Unsupportable Claim Construction Warrants 12(b)(6) Dismissal

Where the plaintiff could only rely on a construction of a patent claim term that was implausible, a magistrate judge recommended dismissal of the plaintiff’s complaint under FRCP 12(b)(6).  Bartonfalls, LLC v. Turner Broadcasting Systems, Inc., Case No. 2:16-cv-1127-JRG-RSP (E.D. Texas, March 15, 2017).  Claims of U.S. Patent Nos. 7,917,922 and 8,769,561 recited a “TV channel,” which the plaintiff contended encompassed an Internet uniform resource locator (URL).  C’mon! Really? said the court.

A complaint must state a plausible claim for relief.  Under Bell Atl. Corp. v. Twombly, 550 U.S. 554 (2007), this means that the plaintiff has alleged “‘enough fact[s] to raise a reasonable expectation that discovery will reveal’ that the defendant is liable for the alleged misconduct.”  The plaintiff tried to argue that nothing in the patent specifications or knowledge in the art “forbids URLs from being considered a channel.”  Maybe so, said the court, but the plaintiff had pointed to “nothing in the intrinsic evidence that permits a URL to be considered a TV channel.” (Emphasis in original.)  There was “no plausible basis for alleging that the plain and ordinary meaning of ‘TV Channel’ (or ‘TV Channel’ properly construed) covers URLs, i.e., a unique address for a web page that makes content addressable on the Internet.”

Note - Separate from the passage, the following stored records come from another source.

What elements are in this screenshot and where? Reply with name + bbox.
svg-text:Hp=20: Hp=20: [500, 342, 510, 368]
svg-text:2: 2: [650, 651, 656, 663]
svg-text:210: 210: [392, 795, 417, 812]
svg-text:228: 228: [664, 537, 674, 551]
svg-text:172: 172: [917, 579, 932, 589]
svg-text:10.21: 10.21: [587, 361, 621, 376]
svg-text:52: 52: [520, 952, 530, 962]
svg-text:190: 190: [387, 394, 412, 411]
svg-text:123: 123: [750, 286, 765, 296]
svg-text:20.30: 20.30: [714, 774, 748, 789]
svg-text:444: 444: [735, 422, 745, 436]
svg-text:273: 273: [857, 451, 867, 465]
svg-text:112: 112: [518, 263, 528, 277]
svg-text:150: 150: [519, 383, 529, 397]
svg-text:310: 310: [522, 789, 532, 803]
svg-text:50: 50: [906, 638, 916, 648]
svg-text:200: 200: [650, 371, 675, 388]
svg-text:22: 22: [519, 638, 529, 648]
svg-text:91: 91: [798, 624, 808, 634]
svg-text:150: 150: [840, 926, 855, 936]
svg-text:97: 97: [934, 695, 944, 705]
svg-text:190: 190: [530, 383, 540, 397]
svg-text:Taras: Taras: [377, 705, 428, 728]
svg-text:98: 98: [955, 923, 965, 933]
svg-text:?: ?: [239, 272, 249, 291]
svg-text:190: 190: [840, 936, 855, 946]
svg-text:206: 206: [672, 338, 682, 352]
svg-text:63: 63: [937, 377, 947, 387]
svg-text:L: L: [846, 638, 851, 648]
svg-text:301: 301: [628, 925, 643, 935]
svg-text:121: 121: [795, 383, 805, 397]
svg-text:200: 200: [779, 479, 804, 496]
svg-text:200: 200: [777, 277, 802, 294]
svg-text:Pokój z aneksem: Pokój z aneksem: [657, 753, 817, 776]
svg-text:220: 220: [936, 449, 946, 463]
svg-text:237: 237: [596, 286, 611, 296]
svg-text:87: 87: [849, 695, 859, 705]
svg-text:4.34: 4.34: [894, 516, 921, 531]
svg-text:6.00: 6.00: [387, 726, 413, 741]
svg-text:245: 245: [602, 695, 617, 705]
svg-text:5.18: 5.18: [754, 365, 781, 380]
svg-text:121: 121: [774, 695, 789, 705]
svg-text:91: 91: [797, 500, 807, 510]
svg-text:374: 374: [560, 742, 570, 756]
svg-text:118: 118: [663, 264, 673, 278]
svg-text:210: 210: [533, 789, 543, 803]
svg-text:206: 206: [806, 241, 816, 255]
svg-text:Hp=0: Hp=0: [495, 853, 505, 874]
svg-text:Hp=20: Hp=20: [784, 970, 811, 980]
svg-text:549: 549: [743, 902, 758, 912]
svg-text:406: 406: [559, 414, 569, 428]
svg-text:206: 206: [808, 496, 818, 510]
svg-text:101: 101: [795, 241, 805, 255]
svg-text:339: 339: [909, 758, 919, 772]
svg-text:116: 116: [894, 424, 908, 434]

As an entertaining postscript, the court also dismissed the complaint with respect to U.S. Patent 9,094,694. The patent expired a month before it issued.  The plaintiff argued that a patent could not expire before it issued, else what could issue?  The court’s answer was pretty simple – the statutory term of the patent was clear, and what had issued was an expired patent.